Researchers for WestEd, a research group based in San Francisco, and the Washington-based American Institutes for Research found that, of the 7,000 high-poverty and low-achieving schools that received funding under the program between 1998 and 2006, only a third put all the required components in place. As a result, the achievement gains in the CSR-funded schools were no larger, overall, than those in demographically similar comparison schools. Test-score improvements were nonexistent in CSR elementary schools, marginally lower than comparison schools in middle school mathematics, and no different from comparison schools in middle school reading, the report says.

That’s not to say some schools didn’t significantly improve. In a separate study, researchers present case studies for 11 such schools, including some that turned around in one or two years and others with “slow and steady” improvement. They found that, regardless of whether the transformation was rapid or slow, all 11 schools had made strides in the same four areas: leadership, school climate, instruction, and external support. Apart from those areas, though, the schools all followed their own distinctive paths to success.

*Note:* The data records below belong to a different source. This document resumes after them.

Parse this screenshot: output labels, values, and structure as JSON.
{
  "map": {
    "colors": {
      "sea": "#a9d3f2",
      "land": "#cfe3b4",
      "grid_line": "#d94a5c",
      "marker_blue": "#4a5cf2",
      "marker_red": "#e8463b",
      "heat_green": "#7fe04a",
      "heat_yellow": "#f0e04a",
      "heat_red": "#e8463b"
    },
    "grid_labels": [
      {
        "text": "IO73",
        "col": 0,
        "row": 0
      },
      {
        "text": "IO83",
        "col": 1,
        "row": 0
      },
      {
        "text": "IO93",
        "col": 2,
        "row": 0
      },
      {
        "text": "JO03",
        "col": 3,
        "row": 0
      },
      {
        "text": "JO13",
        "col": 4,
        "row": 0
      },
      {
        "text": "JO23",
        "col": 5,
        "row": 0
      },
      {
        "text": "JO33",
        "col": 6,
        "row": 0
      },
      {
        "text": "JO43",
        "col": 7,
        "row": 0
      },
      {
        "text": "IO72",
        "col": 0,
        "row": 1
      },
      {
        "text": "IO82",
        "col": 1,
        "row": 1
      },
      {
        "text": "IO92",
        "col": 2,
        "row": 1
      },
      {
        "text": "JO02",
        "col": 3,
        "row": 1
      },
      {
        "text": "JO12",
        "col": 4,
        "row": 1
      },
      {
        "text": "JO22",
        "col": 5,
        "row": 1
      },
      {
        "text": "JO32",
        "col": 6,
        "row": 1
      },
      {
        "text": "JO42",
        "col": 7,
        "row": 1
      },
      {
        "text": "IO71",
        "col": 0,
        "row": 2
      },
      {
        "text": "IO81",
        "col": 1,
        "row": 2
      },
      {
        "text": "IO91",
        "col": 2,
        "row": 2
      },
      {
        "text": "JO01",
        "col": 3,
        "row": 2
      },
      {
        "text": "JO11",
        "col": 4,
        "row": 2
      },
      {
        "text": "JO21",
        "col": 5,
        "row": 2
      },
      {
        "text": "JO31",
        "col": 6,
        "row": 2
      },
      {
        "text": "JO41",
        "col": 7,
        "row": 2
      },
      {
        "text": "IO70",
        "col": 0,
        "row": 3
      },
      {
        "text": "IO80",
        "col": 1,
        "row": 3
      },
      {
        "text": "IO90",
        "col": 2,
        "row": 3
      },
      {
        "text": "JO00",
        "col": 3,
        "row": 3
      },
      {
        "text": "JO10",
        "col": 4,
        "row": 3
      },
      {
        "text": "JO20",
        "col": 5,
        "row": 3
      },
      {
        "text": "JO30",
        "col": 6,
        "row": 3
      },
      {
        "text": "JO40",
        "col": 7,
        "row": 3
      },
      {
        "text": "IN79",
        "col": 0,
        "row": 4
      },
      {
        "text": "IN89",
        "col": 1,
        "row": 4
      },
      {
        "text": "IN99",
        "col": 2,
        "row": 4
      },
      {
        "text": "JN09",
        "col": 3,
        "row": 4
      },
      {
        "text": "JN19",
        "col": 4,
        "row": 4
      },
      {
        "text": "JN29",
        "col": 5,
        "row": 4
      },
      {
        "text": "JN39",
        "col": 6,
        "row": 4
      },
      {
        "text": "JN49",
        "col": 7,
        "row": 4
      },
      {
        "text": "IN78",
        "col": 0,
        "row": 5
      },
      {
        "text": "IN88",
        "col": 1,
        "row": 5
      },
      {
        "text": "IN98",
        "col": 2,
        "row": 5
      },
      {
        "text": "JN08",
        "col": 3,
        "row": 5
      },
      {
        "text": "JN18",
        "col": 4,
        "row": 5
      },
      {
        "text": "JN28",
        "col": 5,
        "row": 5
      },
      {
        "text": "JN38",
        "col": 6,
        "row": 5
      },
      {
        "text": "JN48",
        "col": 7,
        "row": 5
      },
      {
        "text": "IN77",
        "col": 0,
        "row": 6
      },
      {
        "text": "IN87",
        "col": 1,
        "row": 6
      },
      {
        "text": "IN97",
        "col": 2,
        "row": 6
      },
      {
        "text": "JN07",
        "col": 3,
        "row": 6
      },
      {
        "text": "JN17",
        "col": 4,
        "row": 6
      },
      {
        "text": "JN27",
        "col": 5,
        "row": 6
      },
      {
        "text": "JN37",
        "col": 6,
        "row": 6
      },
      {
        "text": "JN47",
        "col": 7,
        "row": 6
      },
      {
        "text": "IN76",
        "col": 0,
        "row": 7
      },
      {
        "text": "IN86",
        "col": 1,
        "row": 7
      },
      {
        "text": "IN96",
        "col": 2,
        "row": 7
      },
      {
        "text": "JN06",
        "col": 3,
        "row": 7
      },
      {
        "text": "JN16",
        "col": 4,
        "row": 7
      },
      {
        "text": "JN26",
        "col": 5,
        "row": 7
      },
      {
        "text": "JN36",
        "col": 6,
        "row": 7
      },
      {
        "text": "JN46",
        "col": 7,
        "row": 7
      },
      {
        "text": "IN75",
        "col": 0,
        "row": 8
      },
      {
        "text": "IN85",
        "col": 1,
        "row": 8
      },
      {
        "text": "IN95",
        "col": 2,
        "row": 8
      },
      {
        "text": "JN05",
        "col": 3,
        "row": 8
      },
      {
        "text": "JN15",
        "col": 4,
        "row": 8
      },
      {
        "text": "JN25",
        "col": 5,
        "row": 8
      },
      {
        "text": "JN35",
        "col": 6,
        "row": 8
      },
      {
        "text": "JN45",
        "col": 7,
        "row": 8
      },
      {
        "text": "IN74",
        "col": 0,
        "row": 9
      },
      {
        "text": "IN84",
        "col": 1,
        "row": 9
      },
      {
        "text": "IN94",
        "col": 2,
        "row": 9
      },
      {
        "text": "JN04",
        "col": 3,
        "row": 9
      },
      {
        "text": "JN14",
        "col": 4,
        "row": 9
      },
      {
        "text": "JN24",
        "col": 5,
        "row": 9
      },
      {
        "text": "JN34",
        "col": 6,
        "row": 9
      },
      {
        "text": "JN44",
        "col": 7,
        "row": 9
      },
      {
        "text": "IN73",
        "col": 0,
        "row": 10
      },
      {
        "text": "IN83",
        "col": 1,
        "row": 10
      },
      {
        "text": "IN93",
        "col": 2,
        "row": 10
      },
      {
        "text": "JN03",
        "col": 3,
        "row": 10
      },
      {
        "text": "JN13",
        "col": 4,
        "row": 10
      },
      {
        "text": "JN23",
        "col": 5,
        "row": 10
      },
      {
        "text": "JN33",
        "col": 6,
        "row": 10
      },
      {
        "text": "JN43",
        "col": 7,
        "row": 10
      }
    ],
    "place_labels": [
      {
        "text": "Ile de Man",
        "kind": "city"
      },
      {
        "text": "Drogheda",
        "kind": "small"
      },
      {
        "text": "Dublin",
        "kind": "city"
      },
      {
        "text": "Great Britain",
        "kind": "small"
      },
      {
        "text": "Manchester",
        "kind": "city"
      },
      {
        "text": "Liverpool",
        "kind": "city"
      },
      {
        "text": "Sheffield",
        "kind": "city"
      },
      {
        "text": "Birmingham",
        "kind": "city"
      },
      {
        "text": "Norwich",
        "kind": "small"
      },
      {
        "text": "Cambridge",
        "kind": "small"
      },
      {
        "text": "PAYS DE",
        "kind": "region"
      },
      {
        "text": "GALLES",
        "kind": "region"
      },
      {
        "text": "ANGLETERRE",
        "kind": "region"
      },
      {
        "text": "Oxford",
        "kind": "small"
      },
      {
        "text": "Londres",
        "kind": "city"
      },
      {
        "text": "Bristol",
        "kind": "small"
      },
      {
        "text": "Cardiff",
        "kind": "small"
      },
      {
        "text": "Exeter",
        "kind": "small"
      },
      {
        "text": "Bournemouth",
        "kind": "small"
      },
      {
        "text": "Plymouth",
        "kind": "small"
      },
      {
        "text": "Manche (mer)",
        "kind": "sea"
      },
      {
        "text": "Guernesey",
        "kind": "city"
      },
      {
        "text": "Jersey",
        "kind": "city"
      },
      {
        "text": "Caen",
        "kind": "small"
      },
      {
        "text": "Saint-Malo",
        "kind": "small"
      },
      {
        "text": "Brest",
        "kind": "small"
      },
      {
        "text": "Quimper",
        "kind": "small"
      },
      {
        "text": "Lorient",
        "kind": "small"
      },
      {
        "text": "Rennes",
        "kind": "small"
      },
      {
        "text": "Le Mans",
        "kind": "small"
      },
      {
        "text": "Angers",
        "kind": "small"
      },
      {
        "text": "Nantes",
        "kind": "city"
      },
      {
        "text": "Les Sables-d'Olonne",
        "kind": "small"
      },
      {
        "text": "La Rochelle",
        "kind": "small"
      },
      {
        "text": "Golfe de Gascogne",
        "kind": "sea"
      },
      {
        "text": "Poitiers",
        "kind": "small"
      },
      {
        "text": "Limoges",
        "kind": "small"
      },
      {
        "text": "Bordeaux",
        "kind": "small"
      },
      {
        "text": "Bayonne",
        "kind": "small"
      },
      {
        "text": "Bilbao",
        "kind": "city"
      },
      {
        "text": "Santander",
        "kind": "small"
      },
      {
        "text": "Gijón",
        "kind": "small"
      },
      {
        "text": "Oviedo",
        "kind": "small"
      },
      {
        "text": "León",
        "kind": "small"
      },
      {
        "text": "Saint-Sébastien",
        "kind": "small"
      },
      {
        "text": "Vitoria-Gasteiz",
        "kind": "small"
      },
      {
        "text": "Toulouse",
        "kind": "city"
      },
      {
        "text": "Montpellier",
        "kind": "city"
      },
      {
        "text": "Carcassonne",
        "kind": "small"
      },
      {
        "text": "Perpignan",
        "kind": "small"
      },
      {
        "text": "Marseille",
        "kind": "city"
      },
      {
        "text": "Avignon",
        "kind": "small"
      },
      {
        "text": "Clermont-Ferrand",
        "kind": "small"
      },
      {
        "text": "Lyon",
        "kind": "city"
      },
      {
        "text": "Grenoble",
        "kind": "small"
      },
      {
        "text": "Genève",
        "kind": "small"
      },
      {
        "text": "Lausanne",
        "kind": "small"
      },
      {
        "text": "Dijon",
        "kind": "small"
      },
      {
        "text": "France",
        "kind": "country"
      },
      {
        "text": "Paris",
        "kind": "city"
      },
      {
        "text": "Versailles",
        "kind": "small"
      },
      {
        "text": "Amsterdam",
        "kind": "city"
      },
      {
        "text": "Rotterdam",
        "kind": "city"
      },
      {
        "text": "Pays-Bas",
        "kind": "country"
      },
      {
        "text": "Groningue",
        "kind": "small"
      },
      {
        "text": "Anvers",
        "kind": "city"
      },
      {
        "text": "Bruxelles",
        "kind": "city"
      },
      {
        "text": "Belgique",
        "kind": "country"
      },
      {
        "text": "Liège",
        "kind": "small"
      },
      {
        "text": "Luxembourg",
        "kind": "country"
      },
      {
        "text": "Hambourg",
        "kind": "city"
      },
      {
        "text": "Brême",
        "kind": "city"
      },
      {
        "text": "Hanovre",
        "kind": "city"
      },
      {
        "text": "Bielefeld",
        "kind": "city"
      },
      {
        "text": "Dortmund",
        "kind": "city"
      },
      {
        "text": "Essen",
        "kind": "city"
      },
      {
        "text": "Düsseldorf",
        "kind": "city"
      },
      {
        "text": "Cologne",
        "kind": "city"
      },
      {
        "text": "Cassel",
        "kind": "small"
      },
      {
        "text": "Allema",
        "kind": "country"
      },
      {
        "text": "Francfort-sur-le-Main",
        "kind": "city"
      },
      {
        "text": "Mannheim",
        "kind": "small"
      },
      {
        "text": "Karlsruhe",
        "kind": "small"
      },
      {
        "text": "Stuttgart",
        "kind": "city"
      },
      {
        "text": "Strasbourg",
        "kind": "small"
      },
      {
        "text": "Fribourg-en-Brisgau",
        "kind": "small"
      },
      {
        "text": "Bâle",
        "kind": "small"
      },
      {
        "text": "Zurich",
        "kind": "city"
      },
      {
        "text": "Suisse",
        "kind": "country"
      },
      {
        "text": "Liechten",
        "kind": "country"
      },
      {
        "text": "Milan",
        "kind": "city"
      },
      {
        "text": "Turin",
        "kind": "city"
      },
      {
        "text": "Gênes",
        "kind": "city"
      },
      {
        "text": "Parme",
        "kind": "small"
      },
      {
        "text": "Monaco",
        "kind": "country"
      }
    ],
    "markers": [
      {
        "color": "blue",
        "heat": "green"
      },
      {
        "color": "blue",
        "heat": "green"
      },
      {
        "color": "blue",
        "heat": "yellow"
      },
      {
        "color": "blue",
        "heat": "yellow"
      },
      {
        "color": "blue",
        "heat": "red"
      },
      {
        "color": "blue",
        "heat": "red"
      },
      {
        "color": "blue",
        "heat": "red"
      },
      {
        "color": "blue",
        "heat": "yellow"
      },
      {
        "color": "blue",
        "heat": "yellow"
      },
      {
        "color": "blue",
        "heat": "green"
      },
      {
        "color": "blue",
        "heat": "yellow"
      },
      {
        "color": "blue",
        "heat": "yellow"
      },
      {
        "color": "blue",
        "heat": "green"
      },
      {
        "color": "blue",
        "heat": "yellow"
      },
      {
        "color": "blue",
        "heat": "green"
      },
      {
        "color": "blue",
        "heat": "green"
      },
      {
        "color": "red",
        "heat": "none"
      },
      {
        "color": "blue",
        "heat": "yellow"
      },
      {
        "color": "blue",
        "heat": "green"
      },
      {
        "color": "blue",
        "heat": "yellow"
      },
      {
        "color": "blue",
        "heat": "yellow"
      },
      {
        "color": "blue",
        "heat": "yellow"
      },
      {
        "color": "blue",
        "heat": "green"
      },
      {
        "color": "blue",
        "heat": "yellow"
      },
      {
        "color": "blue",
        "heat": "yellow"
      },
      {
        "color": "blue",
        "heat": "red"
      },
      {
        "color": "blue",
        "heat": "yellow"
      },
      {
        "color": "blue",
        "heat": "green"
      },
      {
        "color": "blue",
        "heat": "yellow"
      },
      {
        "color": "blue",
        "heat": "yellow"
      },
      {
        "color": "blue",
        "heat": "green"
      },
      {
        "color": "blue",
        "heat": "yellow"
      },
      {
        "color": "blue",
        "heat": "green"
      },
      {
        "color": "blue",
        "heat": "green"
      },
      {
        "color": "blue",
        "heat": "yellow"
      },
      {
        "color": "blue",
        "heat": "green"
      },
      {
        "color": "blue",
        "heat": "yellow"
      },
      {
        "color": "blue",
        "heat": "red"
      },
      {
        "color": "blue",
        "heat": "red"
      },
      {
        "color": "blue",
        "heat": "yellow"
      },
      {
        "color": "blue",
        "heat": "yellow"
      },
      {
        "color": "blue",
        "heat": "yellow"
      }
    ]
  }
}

“These findings suggest that, while the basic ingredients may be the same, there is no single recipe for attaining school improvement,” said Dan Aladjem, the AIR researcher who led the case studies.

But success can also be fleeting, the study found. Two of the fast-gaining schools later showed considerable academic decline. Even schools that sustained their growth reported that student mobility, maintaining a sense of urgency, and turnover among teacher-leaders presented continuing challenges for them.